Suppressing activity of PaVN excitatory neurons decreases the number of PaVN dopaminergic neurons after balanced-day photoperiod exposure. (A–D) WT rats were injected with AAV-CaMKII-Cre together with AAV-DIO-hKir2.1 (CaMKII-Kir) in the PaVN to suppress the activity of glutamatergic neurons. AAV-DIO-hKir2.1 was replaced with AAV-DIO-EYFP (CaMKII-EYFP) in the control group.
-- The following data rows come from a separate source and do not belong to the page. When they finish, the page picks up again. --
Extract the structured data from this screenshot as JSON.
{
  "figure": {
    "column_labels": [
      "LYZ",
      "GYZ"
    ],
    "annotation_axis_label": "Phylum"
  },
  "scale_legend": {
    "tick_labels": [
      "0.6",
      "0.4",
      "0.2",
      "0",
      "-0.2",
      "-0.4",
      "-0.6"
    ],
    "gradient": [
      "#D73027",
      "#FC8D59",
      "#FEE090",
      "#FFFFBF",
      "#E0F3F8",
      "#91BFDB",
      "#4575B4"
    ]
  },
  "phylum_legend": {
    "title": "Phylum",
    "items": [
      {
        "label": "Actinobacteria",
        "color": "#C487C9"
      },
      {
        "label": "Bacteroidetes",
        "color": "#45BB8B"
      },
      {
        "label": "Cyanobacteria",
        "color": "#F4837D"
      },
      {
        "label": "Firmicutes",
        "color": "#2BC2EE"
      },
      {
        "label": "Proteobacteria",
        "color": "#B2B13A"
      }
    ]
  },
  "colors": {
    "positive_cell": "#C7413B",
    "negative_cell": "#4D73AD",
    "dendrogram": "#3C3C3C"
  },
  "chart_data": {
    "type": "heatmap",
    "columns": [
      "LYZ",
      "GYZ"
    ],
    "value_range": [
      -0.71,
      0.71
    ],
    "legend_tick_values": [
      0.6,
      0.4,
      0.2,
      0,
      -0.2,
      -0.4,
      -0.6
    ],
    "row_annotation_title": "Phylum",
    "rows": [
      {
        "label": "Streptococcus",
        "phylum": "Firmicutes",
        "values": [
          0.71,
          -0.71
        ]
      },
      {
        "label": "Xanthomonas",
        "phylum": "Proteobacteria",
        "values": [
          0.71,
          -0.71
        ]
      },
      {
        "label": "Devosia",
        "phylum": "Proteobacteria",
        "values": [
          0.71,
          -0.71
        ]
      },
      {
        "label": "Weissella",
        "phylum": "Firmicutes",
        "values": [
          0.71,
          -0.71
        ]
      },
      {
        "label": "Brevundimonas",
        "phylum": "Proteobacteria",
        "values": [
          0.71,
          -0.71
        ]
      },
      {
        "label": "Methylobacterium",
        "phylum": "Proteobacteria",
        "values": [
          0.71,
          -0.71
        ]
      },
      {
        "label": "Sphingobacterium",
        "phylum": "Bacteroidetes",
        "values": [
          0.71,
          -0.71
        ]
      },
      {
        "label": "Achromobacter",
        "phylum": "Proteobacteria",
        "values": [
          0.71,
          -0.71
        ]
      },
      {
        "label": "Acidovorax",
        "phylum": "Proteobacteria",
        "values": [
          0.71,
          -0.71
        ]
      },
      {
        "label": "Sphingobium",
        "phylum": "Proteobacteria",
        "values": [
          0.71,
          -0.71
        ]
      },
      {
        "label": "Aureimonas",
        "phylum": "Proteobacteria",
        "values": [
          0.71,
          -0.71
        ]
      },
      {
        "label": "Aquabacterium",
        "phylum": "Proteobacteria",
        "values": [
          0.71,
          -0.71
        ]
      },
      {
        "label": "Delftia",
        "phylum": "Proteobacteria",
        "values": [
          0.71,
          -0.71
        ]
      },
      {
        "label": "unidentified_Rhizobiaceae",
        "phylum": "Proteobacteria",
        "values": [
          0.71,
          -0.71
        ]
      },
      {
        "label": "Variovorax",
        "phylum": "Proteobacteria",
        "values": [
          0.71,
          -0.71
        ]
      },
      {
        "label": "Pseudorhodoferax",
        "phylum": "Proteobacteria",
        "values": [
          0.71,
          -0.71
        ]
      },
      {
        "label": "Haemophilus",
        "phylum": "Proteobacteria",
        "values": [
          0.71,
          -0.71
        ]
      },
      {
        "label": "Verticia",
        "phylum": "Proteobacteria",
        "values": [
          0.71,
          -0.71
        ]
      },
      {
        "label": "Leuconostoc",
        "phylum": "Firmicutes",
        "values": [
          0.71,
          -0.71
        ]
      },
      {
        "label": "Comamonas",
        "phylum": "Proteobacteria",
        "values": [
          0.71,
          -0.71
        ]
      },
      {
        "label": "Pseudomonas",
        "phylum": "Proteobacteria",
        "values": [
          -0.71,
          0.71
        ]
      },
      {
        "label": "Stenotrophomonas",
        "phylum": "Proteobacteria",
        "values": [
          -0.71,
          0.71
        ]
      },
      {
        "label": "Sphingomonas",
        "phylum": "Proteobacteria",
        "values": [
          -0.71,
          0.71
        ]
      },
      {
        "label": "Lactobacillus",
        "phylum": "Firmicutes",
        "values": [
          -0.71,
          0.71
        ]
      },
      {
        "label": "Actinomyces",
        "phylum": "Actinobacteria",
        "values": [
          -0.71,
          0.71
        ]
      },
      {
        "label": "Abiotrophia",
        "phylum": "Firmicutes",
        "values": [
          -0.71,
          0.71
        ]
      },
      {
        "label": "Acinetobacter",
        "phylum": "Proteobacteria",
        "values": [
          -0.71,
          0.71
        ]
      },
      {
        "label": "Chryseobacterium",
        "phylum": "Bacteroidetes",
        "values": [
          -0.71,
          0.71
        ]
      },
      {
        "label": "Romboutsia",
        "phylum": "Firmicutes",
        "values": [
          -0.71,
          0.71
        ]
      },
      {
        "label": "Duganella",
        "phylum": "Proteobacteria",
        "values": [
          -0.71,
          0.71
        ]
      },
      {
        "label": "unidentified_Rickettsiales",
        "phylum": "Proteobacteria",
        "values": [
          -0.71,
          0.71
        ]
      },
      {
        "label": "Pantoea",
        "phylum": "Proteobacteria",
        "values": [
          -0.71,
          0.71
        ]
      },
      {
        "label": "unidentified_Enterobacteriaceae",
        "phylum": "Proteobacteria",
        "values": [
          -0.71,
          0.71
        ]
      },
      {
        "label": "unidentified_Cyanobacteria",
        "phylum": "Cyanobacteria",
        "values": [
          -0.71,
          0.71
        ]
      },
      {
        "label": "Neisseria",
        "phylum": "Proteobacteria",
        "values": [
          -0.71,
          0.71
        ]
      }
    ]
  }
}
Animals were maintained on 12L:12D after injection. (A) Coexpression of TH and viruses in the PaVN by immunofluorescence. TH (Left), a merged view of TH and virus (Right), CaMKII-EYFP (Top), and CaMKII-Kir (Bottom). (B) Quantification of the number of PaVN TH⁺ neurons per animal in the CaMKII-EYFP group versus the CaMKII-Kir group: n = 6 animals per condition. Welch’s t test (P = 0.0141). Data are mean ± SEM. *P < 0.05. (C) Coexpression of nNOS and viruses in the PaVN by immunofluorescence. nNOS (Left), a merged view of nNOS and virus (Right), CaMKII-EYFP (Top), and CaMKII-Kir (Bottom). (D) Quantification of the number of PaVN nNOS⁺ neurons per animal in the CaMKII-EYFP group versus the CaMKII-Kir group: CaMKII-EYFP, n = 5 animals; CaMKII-Kir, n = 4 animals. Welch’s t test (P = 0.1420). Data are mean ± SEM. ns, not significant. (E and F) WT rats were injected with AAV-Synapsin-Cre together with AAV-DIO-hKir2.1 (Synapsin-Kir) in the PaVN to suppress the activity of all neurons. AAV-DIO-hKir2.1 was replaced with AAV-DIO-EYFP (Synapsin-EYFP) in the control group. Animals were maintained on 12L:12D after injection. (E) Coexpression of TH and viruses in the PaVN by immunofluorescence. TH (Left), a merged view of TH and virus (Right), Synapsin-EYFP (Top), and Synapsin-Kir (Bottom). (F) Quantification of the number of PaVN TH⁺ neurons per animal in the Synapsin-EYFP group versus the Synapsin-Kir group: Synapsin-EYFP, n = 5 animals; Synapsin-Kir, n = 10 animals. Welch’s t test (P = 0.8110). Data are mean ± SEM.

Fig. 5.

Model of activity-dependent control of transmitter switching in the adult rat PaVN producing light-induced stress. (A) During the balanced-day photoperiod, the low activity of PaVN glutamatergic (Glu) neurons and inhibitory dopaminergic (DA) neurons leads to low activation of PaVN CRF neurons and a low stress response. (B) The shift to long-day photoperiod increases activation of PaVN Glu and DA neurons. Some Glu/DA neurons lose DA expression, while the level of Glu expression is maintained. Combined with the decreased CRF D2R level, CRF neurons are strongly activated and a high stress response is induced. (C) When the activity of PaVN Glu neurons is artificially suppressed, PaVN DA neurons down-regulate DA expression homeostatically. Whether both switching and nonswitching neurons target the same CRF cells remains to be determined.